Schematic working model illustrating various proposed cellular mechanisms for how altered DA release could take place following SARS-CoV-2 infection. (1.) The spike protein of SARS-Cov-2 virus, by binding the protein angiotensin-converting enzyme 2 (ACE2), and under the participation of type II transmembrane serine protease receptors (TMPRSS2) [41], allows the virus to enter the cell and replicate itself using the RNA and protein synthesis machinery of the host. (2.) SARS-CoV-2 virus, via its spike protein, can activate peripheral immune cells (macrophages, T lymphocytes, NK cells, neutrophils), which release cytokines and chemokines. Cytokines, in turn, increase the permeability of the brain–blood barrier (BBB) and gain access to neurons, astrocytes, and microglial cells. (3.) Activated astrocytes and microglia synthesize other cytokines and produce many proinflammatory molecules, including hydrogen peroxide (H₂O₂), nitric oxide (NO), and kynurenic acid (KYNA), which cause neuronal inhibition and thereby reduce DA release.
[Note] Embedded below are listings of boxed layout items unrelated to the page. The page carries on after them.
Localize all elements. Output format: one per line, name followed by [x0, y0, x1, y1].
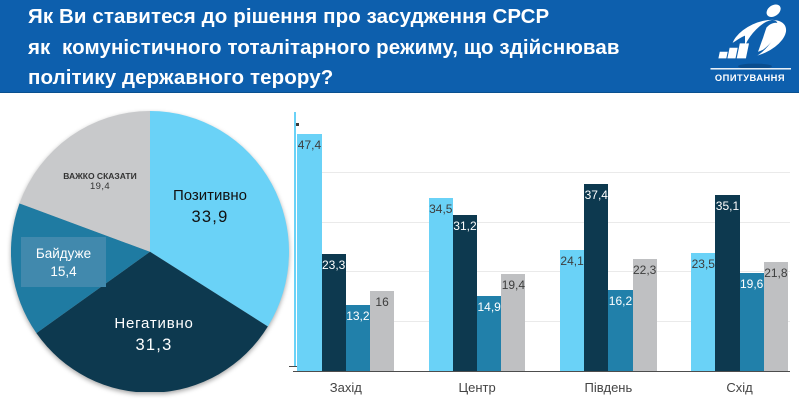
svg-text:ОПИТУВАННЯ: ОПИТУВАННЯ [715, 73, 785, 83]
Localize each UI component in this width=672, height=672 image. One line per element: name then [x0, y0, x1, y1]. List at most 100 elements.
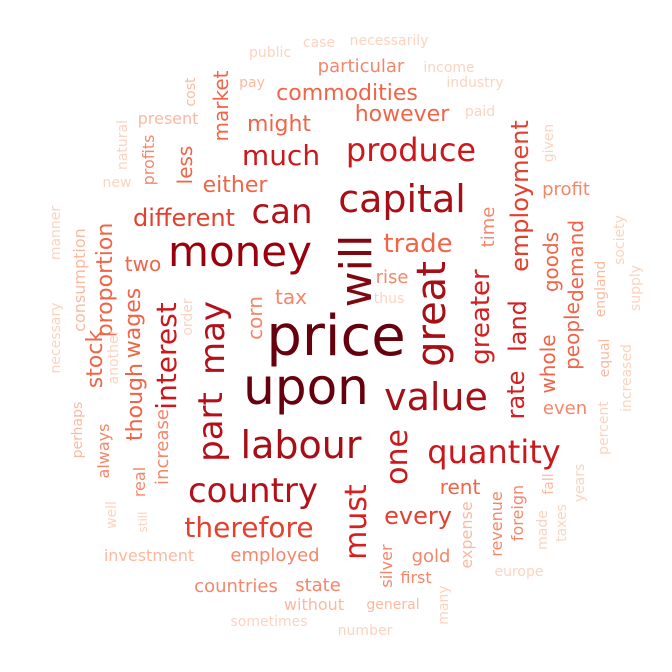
- word-first: first: [400, 568, 432, 587]
- word-given: given: [541, 123, 557, 163]
- word-increase: increase: [152, 409, 173, 485]
- word-must: must: [339, 484, 374, 560]
- word-wages: wages: [121, 287, 146, 359]
- word-trade: trade: [383, 229, 453, 259]
- word-society: society: [612, 215, 628, 265]
- word-new: new: [102, 175, 132, 191]
- word-countries: countries: [194, 576, 278, 597]
- word-labour: labour: [240, 423, 362, 467]
- word-upon: upon: [243, 358, 369, 416]
- word-less: less: [173, 145, 197, 185]
- word-silver: silver: [377, 544, 396, 588]
- word-market: market: [209, 70, 233, 142]
- word-will: will: [331, 234, 382, 308]
- word-state: state: [295, 575, 341, 596]
- word-two: two: [124, 252, 162, 276]
- word-commodities: commodities: [276, 81, 418, 106]
- word-many: many: [436, 585, 452, 625]
- word-equal: equal: [597, 338, 613, 378]
- word-without: without: [283, 595, 345, 614]
- word-years: years: [572, 463, 588, 503]
- word-rate: rate: [502, 370, 530, 420]
- word-land: land: [504, 300, 532, 352]
- word-produce: produce: [345, 131, 477, 169]
- word-might: might: [246, 112, 312, 137]
- word-england: england: [593, 260, 609, 318]
- word-industry: industry: [446, 75, 504, 91]
- word-general: general: [366, 597, 420, 613]
- word-corn: corn: [243, 296, 267, 340]
- word-europe: europe: [494, 564, 544, 580]
- word-supply: supply: [628, 264, 644, 312]
- word-profit: profit: [542, 179, 590, 200]
- word-fall: fall: [541, 473, 557, 495]
- word-thus: thus: [373, 291, 405, 307]
- word-necessarily: necessarily: [349, 33, 429, 49]
- word-great: great: [409, 261, 455, 367]
- word-manner: manner: [48, 205, 64, 261]
- word-though: though: [123, 363, 148, 441]
- word-every: every: [384, 502, 452, 530]
- word-real: real: [130, 466, 149, 498]
- word-value: value: [384, 375, 488, 419]
- word-rise: rise: [375, 267, 409, 288]
- word-revenue: revenue: [487, 491, 506, 557]
- word-country: country: [187, 471, 319, 511]
- word-sometimes: sometimes: [230, 614, 308, 630]
- word-capital: capital: [338, 177, 466, 221]
- word-still: still: [136, 511, 150, 533]
- word-employed: employed: [230, 545, 320, 566]
- word-consumption: consumption: [70, 228, 89, 332]
- word-proportion: proportion: [93, 222, 118, 338]
- word-one: one: [380, 429, 415, 485]
- word-number: number: [337, 623, 393, 639]
- word-public: public: [248, 45, 292, 61]
- word-foreign: foreign: [508, 484, 527, 542]
- word-profits: profits: [139, 134, 158, 186]
- word-stock: stock: [83, 329, 108, 389]
- word-expense: expense: [457, 501, 476, 569]
- word-case: case: [302, 35, 336, 51]
- word-natural: natural: [115, 119, 131, 171]
- word-increased: increased: [619, 344, 635, 412]
- word-part: part: [191, 392, 231, 462]
- word-time: time: [478, 206, 499, 248]
- word-demand: demand: [564, 219, 588, 303]
- word-may: may: [193, 300, 233, 376]
- word-perhaps: perhaps: [70, 401, 86, 459]
- word-paid: paid: [464, 104, 496, 120]
- word-therefore: therefore: [184, 511, 314, 544]
- word-taxes: taxes: [554, 504, 570, 542]
- word-people: people: [560, 302, 584, 370]
- word-greater: greater: [466, 269, 496, 365]
- word-income: income: [423, 60, 475, 76]
- word-interest: interest: [150, 302, 183, 410]
- word-whole: whole: [536, 334, 560, 394]
- word-another: another: [106, 329, 122, 385]
- word-quantity: quantity: [427, 433, 561, 471]
- word-much: much: [241, 139, 321, 172]
- word-however: however: [354, 102, 450, 127]
- word-pay: pay: [239, 75, 265, 91]
- word-cost: cost: [183, 77, 199, 107]
- word-order: order: [180, 298, 196, 336]
- word-money: money: [168, 227, 312, 276]
- word-rent: rent: [439, 475, 481, 499]
- word-even: even: [542, 398, 588, 419]
- word-always: always: [94, 423, 113, 479]
- word-percent: percent: [596, 401, 612, 455]
- word-price: price: [266, 304, 406, 369]
- word-can: can: [251, 192, 313, 232]
- word-employment: employment: [506, 120, 534, 272]
- word-investment: investment: [103, 546, 195, 565]
- word-well: well: [104, 501, 120, 529]
- word-particular: particular: [317, 56, 405, 77]
- word-present: present: [137, 109, 199, 128]
- word-tax: tax: [275, 285, 307, 309]
- word-goods: goods: [539, 231, 563, 293]
- word-either: either: [202, 173, 268, 198]
- word-gold: gold: [411, 546, 451, 567]
- word-necessary: necessary: [48, 302, 64, 374]
- word-made: made: [535, 510, 551, 550]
Also, microglia cells when activated express NLRP3 (NLR family pyrin domain containing 3) inflammasome, a complex of intracellular proteins which are involved in the maturation of proinflammatory cytokines (see text for details). (4.) The viral particles can enter the CNS (see text for details) and cause a direct activation of astrocytes and microglia that contribute to the inflammatory response in the CSF. (5.) The interaction between viral particles and α-syn causes impairment in vesicle docking and recycling and prevents the loading of newly synthesized and taken up DA into vesicle. (6.) After SARS-CoV-2 invasion, α-syn displays an increased trend to form oligomers and fibrils and to spread up throughout the synapse. Consequently, α-syn has an increased potential to affect DA transmission after viral invasion, compared to what was already described in Figure 1. Thus, the combined action of α-syn dysfunction and the increased inflammatory molecules could drive DA release alterations and participate in the onset of PD. CNS = Central Nervous System. CSF = Cerebral Spinal Fluid DAT = Dopamine Transporter. iNOS = inducible Nitric Oxide Synthase. ROS = Reactive Oxygen Species. SPN = Spiny Projection Neurons.